New Zealand inflation weaker than RBNZ forecast

Weaker inflation than expected may give the Reserve Bank scope to drop interest rates again.

(Bloomberg) -- New Zealand’s annual inflation accelerated less than economists expected in the second quarter while remaining beneath the range the Reserve Bank targets, giving Governor Graeme Wheeler scope to cut interest rates again. The currency fell.

*Consumers price index rose 0.4 percent in the second quarter from a year earlier* The gain was less than the 0.5 percent median forecast of 16 economists* Prices rose 0.4 percent from the first quarter, when they gained 0.2 percent* Economists expected a 0.5% quarterly increase.

Most economists forecast Wheeler will respond to persistent weak inflation by cutting the official cash rate to 2 percent next month, even as an overheated housing market poses a risk to financial stability. Annual inflation has been less than 1 percent for seven straight quarters and the RBNZ in June forecast it won’t return to the midpoint of its 1-3 percent target range until late next year.

The local dollar dropped after the report. It bought 70.83 U.S. cents at 11:00 a.m. in Wellington from around 71.50 cents immediately before the release.

New Zealand’s trade-weighted currency index fell to 75.69. The gauge reached a 14-month high of 77.24 last week. The RBNZ in June assumed the index would average 71.6 in the third quarter.

Under 1 percent
Annual inflation matched the pace in the first quarter and was weaker than the RBNZ’s June 9 estimate of 0.6 percent. It has been less than 1 percent since the fourth quarter of 2014 and below 2 percent since late 2011.

The RBNZ is preparing an economic update for release later this week which may detail how a recent surge in the New Zealand dollar is hurting import prices and slowing inflation’s revival, economists say. The central bank forecast in June that inflation would accelerate to 1.3 percent in the fourth quarter of 2016 and reach 2 percent by late 2017.

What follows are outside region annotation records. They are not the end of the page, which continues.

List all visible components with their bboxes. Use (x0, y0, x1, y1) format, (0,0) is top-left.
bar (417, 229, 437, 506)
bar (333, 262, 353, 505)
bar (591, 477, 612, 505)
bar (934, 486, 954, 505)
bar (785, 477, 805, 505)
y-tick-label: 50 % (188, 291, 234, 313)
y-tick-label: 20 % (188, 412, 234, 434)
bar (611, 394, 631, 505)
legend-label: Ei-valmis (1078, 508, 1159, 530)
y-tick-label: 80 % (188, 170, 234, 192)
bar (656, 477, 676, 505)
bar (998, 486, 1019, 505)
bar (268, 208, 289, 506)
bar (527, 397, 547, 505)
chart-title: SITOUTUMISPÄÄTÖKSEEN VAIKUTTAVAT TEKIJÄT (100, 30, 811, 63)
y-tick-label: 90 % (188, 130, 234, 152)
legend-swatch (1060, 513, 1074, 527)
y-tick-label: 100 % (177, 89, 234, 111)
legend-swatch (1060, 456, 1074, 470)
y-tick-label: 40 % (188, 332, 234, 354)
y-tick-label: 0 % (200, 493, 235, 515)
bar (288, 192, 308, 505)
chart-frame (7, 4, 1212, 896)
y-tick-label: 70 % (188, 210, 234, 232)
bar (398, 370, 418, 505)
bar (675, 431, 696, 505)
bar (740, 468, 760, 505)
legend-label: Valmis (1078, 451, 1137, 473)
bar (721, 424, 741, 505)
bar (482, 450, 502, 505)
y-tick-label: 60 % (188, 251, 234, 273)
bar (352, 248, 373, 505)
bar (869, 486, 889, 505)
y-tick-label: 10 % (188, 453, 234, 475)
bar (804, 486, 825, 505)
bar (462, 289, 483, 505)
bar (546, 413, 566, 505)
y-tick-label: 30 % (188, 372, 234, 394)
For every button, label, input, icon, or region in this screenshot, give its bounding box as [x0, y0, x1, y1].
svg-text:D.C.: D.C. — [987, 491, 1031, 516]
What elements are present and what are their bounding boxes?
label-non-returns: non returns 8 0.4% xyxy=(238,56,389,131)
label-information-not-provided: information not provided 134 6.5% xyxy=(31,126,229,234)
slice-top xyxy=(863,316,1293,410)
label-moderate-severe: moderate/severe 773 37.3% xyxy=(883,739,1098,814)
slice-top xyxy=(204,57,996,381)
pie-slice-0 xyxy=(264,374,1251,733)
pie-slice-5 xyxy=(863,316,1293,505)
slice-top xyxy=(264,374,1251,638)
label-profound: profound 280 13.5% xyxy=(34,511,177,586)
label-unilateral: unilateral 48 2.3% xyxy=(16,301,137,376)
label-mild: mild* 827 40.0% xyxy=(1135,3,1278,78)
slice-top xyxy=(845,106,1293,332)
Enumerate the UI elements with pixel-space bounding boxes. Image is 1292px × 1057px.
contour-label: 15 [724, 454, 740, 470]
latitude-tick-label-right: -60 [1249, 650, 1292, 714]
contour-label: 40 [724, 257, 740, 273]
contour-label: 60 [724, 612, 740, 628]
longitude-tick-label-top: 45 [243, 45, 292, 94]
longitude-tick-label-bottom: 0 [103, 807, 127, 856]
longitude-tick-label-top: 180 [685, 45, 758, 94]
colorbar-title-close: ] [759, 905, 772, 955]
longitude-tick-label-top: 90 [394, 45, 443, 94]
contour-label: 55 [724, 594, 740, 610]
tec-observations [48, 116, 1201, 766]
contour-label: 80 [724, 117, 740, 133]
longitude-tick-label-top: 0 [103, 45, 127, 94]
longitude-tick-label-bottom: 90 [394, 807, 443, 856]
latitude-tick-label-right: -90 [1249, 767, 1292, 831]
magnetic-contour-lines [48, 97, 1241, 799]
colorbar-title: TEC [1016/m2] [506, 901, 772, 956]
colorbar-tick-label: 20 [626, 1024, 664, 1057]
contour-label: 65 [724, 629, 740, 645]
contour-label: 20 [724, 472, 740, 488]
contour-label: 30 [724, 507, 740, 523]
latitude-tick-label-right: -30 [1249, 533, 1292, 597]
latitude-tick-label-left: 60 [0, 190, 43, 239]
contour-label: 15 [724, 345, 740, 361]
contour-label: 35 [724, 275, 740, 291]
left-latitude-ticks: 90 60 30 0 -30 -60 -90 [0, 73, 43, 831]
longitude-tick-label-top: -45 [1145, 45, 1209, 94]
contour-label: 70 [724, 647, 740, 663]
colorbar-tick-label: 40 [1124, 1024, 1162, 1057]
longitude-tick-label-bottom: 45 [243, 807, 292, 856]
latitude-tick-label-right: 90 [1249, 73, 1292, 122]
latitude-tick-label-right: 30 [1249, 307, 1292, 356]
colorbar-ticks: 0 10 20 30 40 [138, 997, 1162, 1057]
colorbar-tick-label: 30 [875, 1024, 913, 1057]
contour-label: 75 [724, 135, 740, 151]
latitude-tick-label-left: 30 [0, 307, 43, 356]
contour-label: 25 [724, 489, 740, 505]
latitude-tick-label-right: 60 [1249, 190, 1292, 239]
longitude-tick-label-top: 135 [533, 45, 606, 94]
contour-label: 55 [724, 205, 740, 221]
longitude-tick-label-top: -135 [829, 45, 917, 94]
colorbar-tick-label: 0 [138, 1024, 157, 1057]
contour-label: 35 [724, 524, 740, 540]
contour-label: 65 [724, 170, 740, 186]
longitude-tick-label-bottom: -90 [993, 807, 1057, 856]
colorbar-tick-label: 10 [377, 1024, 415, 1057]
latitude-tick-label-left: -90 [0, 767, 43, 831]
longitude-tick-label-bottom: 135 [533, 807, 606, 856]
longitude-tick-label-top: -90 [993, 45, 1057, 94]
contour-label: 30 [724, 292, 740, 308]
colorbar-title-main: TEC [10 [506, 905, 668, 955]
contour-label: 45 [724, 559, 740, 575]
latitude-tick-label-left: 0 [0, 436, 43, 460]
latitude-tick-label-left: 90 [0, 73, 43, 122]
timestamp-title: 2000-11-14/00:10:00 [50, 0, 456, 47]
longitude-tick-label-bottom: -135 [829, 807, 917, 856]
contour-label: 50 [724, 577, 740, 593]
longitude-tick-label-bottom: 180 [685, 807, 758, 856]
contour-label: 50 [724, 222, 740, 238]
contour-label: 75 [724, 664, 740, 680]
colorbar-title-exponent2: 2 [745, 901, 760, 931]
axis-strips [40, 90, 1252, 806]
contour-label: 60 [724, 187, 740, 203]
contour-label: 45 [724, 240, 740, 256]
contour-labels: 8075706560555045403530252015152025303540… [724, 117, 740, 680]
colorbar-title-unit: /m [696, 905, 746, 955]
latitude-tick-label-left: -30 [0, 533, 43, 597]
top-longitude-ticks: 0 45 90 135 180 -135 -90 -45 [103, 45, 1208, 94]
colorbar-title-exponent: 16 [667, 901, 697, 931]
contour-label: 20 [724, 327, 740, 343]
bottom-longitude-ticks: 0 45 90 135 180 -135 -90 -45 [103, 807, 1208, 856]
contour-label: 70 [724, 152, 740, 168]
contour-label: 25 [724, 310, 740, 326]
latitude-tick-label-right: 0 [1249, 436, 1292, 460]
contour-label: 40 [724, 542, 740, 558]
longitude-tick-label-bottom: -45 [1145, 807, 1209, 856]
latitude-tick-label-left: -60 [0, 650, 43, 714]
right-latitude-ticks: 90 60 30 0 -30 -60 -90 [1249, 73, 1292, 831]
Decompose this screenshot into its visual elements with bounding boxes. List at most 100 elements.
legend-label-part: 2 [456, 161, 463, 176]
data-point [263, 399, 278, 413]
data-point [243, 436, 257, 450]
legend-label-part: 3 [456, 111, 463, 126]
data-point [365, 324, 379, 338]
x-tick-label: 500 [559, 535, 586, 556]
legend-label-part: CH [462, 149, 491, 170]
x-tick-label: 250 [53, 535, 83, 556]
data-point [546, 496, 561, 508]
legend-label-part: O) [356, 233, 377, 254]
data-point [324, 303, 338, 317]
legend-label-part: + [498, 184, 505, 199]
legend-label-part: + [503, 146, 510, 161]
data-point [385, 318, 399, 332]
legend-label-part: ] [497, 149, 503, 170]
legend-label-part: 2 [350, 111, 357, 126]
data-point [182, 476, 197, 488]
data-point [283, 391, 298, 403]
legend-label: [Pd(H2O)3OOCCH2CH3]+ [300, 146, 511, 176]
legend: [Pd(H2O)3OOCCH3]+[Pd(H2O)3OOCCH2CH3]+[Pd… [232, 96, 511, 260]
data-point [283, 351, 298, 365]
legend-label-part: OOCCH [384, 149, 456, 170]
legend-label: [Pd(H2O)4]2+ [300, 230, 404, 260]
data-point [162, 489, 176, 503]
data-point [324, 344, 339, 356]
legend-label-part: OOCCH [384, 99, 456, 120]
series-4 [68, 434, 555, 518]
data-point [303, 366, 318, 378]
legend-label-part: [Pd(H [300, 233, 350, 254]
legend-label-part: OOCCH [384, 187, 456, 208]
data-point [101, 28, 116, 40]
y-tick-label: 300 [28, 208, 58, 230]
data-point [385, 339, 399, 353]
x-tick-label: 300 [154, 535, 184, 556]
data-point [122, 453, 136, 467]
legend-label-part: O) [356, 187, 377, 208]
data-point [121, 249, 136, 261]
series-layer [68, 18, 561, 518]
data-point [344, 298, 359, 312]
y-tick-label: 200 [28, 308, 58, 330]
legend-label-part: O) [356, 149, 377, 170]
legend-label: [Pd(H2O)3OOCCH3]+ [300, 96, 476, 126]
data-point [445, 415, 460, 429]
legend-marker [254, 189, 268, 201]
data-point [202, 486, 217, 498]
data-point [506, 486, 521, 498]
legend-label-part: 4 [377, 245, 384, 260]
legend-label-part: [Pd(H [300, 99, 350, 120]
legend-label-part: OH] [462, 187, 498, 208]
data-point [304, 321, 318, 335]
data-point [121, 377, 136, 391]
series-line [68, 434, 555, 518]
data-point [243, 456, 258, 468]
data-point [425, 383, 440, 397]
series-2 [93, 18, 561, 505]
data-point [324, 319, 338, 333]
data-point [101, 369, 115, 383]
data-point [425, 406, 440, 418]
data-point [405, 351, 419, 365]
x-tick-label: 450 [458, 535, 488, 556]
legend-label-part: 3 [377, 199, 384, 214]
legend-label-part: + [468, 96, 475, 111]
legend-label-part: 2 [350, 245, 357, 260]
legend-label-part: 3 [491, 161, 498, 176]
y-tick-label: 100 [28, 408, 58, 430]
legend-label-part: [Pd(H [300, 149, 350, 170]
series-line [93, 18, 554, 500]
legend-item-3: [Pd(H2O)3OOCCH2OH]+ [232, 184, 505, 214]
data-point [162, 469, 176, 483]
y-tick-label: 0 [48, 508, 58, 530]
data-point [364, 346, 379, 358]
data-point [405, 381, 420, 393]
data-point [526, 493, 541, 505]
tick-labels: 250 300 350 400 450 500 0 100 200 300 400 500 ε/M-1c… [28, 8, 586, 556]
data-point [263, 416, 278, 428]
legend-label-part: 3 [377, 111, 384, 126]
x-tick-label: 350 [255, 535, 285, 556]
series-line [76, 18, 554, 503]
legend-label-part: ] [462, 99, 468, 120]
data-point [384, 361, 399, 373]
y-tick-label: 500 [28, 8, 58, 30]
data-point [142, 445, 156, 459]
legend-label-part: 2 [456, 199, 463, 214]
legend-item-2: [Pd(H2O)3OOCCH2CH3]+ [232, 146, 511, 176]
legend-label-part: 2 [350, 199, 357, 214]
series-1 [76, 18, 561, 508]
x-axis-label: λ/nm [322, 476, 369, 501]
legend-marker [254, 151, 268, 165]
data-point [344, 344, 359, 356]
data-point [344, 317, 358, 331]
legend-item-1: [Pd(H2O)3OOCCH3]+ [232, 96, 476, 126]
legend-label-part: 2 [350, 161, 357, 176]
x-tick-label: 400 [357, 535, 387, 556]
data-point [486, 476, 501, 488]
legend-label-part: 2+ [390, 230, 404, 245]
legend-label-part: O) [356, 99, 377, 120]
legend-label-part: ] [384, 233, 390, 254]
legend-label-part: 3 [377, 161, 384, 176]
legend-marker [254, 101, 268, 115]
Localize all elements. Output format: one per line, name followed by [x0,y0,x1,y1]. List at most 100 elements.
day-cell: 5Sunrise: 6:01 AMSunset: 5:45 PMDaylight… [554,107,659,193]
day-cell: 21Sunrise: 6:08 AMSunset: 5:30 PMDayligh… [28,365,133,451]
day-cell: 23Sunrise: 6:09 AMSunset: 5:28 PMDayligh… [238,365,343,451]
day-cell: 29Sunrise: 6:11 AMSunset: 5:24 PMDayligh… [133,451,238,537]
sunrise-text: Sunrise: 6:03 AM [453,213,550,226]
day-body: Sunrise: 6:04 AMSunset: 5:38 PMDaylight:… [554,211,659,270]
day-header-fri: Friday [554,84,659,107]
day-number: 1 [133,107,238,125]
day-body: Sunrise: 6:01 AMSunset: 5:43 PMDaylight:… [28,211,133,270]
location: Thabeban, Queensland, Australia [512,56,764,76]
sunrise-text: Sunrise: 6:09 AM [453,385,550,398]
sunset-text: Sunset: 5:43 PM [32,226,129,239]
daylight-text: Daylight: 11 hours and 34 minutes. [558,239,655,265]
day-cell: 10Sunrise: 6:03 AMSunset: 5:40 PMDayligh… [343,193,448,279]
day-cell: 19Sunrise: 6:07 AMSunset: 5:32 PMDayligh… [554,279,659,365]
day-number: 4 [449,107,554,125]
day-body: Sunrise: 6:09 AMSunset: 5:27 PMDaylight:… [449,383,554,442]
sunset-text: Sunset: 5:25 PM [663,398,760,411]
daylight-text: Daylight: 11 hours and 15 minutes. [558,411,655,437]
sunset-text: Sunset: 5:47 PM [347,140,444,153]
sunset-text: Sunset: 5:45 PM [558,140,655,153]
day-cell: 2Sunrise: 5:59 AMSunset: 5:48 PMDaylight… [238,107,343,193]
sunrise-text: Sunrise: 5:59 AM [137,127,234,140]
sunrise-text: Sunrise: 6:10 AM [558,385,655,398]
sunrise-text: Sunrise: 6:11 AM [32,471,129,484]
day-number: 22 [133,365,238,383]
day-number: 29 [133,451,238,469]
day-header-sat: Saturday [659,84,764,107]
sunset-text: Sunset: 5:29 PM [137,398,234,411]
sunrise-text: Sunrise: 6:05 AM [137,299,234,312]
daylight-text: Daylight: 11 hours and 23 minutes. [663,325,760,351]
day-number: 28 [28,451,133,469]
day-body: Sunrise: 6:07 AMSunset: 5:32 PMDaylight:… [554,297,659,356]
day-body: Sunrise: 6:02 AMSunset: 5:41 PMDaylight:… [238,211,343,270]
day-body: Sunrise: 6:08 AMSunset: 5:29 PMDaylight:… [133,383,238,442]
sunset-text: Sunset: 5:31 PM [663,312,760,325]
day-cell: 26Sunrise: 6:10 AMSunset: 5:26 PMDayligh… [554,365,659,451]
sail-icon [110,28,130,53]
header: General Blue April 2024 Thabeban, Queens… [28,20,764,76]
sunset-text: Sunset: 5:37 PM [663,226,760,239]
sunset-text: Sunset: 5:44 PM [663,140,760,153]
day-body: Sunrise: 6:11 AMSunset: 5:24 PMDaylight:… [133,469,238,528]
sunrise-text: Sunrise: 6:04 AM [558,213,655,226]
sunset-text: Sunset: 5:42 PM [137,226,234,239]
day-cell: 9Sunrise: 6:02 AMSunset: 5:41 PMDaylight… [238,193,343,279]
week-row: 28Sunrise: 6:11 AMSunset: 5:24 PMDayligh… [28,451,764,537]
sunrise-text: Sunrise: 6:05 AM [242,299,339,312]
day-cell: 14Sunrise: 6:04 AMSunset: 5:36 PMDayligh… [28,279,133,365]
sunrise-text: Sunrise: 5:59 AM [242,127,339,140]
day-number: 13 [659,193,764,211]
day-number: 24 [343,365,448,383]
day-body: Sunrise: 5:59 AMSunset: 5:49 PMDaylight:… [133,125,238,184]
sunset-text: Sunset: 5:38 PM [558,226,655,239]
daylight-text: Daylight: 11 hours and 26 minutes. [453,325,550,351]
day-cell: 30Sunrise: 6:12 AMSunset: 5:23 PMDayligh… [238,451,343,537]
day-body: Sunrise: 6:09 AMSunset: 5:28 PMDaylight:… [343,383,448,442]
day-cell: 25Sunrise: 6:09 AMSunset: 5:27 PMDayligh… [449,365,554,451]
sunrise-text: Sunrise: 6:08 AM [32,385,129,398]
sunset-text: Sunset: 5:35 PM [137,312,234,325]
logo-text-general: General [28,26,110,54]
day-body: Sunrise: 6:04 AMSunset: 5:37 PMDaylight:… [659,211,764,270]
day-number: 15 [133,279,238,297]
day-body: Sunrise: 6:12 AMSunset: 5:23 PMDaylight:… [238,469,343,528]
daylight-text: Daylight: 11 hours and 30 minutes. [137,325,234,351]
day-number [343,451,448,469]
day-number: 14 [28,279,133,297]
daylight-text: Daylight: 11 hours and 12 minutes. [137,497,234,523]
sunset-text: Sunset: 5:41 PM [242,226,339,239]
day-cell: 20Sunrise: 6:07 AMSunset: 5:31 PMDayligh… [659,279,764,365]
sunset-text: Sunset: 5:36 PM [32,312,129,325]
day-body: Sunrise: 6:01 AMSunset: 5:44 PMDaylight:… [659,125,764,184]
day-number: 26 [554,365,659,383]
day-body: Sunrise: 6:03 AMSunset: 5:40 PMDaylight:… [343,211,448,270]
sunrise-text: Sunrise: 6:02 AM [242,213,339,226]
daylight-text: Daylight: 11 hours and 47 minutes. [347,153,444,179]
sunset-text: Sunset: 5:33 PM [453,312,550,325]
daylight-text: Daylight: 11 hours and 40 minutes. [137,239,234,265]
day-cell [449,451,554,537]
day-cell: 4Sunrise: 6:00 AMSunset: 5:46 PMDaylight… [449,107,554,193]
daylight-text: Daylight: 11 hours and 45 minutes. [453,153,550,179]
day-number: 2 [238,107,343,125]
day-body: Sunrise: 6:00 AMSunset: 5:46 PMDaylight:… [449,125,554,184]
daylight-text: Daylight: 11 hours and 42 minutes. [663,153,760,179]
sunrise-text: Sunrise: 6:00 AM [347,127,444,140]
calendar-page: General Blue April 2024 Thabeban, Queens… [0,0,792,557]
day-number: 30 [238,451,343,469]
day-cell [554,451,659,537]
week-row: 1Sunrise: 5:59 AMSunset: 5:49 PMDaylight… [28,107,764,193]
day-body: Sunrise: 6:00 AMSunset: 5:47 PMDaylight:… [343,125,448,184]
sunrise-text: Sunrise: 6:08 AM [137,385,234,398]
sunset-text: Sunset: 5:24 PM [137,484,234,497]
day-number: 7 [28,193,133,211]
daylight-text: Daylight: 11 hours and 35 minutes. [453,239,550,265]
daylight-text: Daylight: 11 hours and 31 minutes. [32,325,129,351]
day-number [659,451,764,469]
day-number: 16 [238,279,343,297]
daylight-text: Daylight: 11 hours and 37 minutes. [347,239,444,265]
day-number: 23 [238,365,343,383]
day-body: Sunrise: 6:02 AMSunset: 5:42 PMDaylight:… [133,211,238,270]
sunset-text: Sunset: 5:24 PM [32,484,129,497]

The central bank on June 9 said “further policy easing may be required to ensure that future average inflation settles near the middle of the target range,” while the RBNZ’s bank-bill yield forecasts signaled one further cut. The RBNZ cut the benchmark rate to 2.25 percent in March.

Traders’ expectations of a cut at the next review on Aug. 11 have been volatile. They dived when Deputy Governor Grant Spencer said July 7 the central bank needed to carefully consider risks to financial stability from stoking a housing boom.

Odds of a cut then surged late last week after the RBNZ unexpectedly announced it would release an economic assessment on July 21, which economists tipped could signal a lower inflation track. The update won’t include any review of the cash rate, the central bank said

There was a 66 percent chance of an August rate cut, according to swaps data compiled by Bloomberg early Monday in Wellington.